Perpiñán, finales de 1063

El mensajero estaba en pie, cubierto de polvo hasta las cejas, con el cartucho de cuero que llevaba en bandolera abierto entre las manos a la espera de que aquel hombre de extraño aspecto que, sentado a la mesa, leía con fruición el pergamino del que había sido portador, concluyera la lectura. Había viajado sin descanso, galopando día y noche y cambiando postas, desde la antigua Egara hasta Perpiñán, la capital del Rosellón, y reventando no menos de tres cabalgaduras, a sabiendas de que la misión que le había sido encomendada era urgente y que la vida del que le enviaba estaba llegando a sus últimos momentos.

El hombre dejó el pergamino sobre la mesa y la vitela se enrolló rápidamente volviendo a su forma natural.

—¿Tan grave está? —inquirió el extraño caballero.

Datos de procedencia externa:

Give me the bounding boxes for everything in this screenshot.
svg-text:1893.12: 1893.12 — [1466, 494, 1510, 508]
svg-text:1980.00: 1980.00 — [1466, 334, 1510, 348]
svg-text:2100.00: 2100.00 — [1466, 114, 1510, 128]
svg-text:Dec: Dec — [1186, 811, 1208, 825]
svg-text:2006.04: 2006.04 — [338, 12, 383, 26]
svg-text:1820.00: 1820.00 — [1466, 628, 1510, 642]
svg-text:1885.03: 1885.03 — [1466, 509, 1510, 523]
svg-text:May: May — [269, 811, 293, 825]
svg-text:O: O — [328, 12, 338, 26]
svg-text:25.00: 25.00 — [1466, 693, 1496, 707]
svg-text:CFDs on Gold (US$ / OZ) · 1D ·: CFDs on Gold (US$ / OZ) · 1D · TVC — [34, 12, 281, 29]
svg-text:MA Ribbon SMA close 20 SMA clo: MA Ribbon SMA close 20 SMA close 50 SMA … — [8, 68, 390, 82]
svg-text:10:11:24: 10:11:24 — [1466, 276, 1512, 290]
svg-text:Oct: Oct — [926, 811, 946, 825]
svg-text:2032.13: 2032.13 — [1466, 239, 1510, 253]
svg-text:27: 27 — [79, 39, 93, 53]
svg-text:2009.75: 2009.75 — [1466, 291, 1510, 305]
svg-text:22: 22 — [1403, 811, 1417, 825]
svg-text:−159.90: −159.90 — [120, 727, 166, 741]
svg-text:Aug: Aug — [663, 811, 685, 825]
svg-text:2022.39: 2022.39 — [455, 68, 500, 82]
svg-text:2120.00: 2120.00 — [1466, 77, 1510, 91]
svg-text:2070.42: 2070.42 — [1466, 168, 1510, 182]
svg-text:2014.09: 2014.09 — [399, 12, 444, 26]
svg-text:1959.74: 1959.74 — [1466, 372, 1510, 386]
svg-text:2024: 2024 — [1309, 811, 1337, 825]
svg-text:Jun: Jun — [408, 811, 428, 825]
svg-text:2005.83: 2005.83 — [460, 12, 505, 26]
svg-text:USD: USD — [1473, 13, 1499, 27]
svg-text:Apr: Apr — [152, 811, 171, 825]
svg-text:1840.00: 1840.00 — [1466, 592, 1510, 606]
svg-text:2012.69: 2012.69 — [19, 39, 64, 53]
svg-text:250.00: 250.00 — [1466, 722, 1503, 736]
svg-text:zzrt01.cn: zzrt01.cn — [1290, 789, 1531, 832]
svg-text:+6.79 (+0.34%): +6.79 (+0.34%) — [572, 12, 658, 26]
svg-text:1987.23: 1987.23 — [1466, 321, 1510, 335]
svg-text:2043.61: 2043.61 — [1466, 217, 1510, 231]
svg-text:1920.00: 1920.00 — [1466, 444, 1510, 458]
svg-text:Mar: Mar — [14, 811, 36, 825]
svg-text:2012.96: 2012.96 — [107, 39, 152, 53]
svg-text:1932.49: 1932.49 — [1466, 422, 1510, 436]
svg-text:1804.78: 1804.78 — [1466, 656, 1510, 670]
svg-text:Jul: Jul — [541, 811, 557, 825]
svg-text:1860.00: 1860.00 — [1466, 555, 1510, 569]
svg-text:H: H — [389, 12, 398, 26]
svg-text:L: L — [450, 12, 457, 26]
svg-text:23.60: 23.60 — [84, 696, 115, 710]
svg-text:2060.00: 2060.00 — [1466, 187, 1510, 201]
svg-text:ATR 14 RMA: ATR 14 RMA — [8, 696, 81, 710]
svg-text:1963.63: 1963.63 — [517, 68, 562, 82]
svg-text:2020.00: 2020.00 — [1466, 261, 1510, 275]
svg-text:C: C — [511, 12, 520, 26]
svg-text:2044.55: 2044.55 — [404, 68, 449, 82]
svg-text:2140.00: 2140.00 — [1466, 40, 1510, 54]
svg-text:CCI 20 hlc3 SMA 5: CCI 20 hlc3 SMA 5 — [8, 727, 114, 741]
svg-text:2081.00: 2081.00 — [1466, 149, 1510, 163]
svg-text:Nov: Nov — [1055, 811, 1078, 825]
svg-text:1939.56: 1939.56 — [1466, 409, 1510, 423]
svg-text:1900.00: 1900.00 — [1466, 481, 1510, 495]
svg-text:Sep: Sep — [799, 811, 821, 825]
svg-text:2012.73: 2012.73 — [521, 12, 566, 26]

Al elevar su rostro, el mensajero observó, a la luz de las velas, el parche que cubría parte de su rostro. La visión era desagradable y apartó los ojos sin poder evitarlo antes de responder:

—Yo no lo he visto, señor, pero por la urgencia que me encomendó maese Brufau, creo que al amo le queda poco tiempo.

—Está bien, ahora os darán de comer y luego os proporcionarán un buen jergón en el que vuestros maltratados huesos podrán descansar. Yo partiré de inmediato, y si no llego a tiempo no será por falta de diligencia. Si alguna deuda tengo contraída en este mundo, es con Bernat Montcusí.